Despite many risks to the outlook, and a forecast of particularly fragile growth at the beginning of 2011, the UK recovery is expected to be maintained and the CBI still considers the risk of a double dip back into recession to be low.
The pace of recovery is expected to slow to a very sluggish rate of only 0.2% quarter-on-quarter in Q1 2011, when consumer spending falls slightly in response to higher VAT. Steady but fairly modest growth of 0.4%, 0.5% and 0.5% is predicted over the remaining quarters of 2011.
Quarterly growth rates are expected to pick up a bit more momentum during 2012, with the economy forecast to expand by 2.4% over the year as a whole, which is rather subdued for this stage of a recovery.
The CBI expects inflation throughout 2011 to be higher than previously forecast, reflecting greater inflationary pressure from energy and commodity prices. CPI inflation will significantly exceed the Bank of England's 2% target in 2011 for a second year, mainly due to the impact of higher VAT. This upward push to inflation will end by Q1 2012, when inflation is forecast to dip just below target before ending the year at 2.4%.
The business group therefore predicts that the Bank will start to normalise monetary policy in the spring, with interest rates rising gently through to mid-2012, followed by a slightly faster monetary stimulus withdrawal over the second half of 2012. This will take the Bank Rate up to 2.75% by Q4 2012.

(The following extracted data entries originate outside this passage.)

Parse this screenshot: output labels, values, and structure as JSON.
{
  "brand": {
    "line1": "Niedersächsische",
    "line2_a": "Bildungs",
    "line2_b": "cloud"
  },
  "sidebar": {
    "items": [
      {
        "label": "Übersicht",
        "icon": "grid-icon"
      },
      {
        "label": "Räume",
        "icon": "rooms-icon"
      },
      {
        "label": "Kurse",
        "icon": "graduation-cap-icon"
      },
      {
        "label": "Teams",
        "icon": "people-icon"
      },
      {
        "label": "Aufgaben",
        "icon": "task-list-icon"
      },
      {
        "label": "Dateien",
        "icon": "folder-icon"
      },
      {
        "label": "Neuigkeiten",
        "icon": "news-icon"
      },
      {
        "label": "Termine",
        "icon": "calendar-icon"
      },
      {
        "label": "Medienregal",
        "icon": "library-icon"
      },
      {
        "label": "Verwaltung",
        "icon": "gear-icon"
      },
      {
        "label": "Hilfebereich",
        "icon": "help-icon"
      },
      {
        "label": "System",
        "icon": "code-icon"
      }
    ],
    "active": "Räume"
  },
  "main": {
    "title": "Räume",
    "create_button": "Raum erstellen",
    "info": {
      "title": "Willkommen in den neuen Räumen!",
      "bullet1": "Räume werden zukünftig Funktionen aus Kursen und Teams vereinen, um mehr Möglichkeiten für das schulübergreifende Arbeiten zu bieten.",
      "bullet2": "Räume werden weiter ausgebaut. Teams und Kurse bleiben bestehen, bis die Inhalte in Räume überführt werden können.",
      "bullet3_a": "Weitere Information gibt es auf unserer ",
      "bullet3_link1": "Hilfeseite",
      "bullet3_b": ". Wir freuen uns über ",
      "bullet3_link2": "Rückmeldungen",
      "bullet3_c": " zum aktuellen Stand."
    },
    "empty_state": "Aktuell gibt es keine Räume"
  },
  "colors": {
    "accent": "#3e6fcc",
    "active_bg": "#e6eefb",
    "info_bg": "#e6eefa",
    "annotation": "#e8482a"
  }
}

Ian McCafferty, CBI chief economic adviser, said: "The pace of recovery in the UK economy has been slightly stronger over the past year than we and many others had expected, and somewhat faster than typical during the first year out of a recession. But we do not expect that rapid pace of growth to continue over the next two years of recovery.
"The big early kicker to growth from the turn in the inventory cycle has already passed and we are now starting to feel the impact of lower government spending.
"As a result, quarterly growth at the start of 2011 is likely to be very sluggish, although we do expect the recovery itself to stay on track.
"What is striking is how little we see growth accelerating in 2012. Typically, by the third year of a recovery, growth would be more robust than we expect for either 2011 or 2012.”